When consumers and their managed care plan disagree over whether a test or treatment is experimental, consumers can appeal the plan's decision. This process starts with notifying the managed care plan. All managed care plans have an appeal process for reviewing denials of care. Consumers should file an appeal by writing a letter to the plan and getting a letter from their doctor that supports their position. The doctor also should submit to the plan copies of medical studies and expert opinion that support the appeal.
If a consumer and a plan can't resolve their differences, the consumer may want to think about filing a complaint with a state regulatory agency, such as the state health department, insurance department, or attorney general's office. A complaint to these agencies should include copies of all correspondence with the plan and copies of relevant medical studies. The state agency may be able to help mediate a resolution to the complaint. Or it may intervene directly on the consumer's behalf if it discovers that the plan is not following the terms of its contract with you or is violating a provision of state law. State laws vary in how much authority these agencies have over managed care plans.

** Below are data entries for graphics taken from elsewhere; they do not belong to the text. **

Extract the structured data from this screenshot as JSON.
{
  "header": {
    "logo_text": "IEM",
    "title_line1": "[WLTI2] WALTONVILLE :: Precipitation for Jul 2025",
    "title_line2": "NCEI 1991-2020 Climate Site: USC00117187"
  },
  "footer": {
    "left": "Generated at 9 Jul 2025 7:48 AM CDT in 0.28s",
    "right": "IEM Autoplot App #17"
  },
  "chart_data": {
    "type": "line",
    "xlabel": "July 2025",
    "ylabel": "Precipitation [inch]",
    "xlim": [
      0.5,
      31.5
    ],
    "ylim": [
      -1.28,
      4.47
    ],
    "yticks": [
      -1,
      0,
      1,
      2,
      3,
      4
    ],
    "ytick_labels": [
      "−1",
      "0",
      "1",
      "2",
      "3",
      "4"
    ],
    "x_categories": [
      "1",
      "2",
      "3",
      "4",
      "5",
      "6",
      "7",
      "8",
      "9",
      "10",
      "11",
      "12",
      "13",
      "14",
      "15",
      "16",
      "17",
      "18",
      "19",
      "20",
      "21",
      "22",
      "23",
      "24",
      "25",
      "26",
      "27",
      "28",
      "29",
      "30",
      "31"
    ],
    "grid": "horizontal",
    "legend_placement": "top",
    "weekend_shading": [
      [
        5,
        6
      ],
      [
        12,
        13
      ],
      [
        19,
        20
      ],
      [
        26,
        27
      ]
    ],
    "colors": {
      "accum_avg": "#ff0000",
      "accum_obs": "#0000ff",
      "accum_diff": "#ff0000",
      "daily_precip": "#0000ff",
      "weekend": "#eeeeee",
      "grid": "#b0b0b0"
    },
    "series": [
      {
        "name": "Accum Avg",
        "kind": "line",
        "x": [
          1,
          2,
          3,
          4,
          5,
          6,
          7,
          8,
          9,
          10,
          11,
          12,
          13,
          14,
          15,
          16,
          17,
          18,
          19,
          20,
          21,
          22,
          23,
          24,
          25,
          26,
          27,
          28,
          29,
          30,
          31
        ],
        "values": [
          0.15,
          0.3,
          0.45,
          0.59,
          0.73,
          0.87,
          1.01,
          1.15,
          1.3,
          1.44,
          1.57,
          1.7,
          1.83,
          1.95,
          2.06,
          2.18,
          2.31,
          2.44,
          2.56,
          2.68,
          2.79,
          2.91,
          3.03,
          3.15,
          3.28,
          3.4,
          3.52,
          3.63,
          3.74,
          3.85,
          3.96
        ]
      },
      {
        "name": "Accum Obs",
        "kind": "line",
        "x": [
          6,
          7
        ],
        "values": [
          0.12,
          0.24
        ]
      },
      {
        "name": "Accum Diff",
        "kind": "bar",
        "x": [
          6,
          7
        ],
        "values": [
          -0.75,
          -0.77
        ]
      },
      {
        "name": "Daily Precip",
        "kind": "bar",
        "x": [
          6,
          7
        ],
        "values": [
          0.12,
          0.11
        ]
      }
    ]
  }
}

In some cases, consumers need legal help and might consider filing a lawsuit against the plan to get the care they need. Consumers in a self-insured plan (employers or plans can identify if they are self-insured) can't turn to state regulatory agencies for help. They need to speak with a lawyer who has experience helping consumers pursue complaints against self-insured plans. Self-insured plans are regulated by the U.S. Department of Labor, which generally does not help consumers with complaints over a denial of care on the grounds that it is experimental.
An ethics committee is now part of the formal review system in many managed care organizations. These committees may have medical and legal representatives, ethicists, and other health care providers as members. One of the functions of an ethics committee is to review cases in order to develop coverage policies and criteria for benefit application.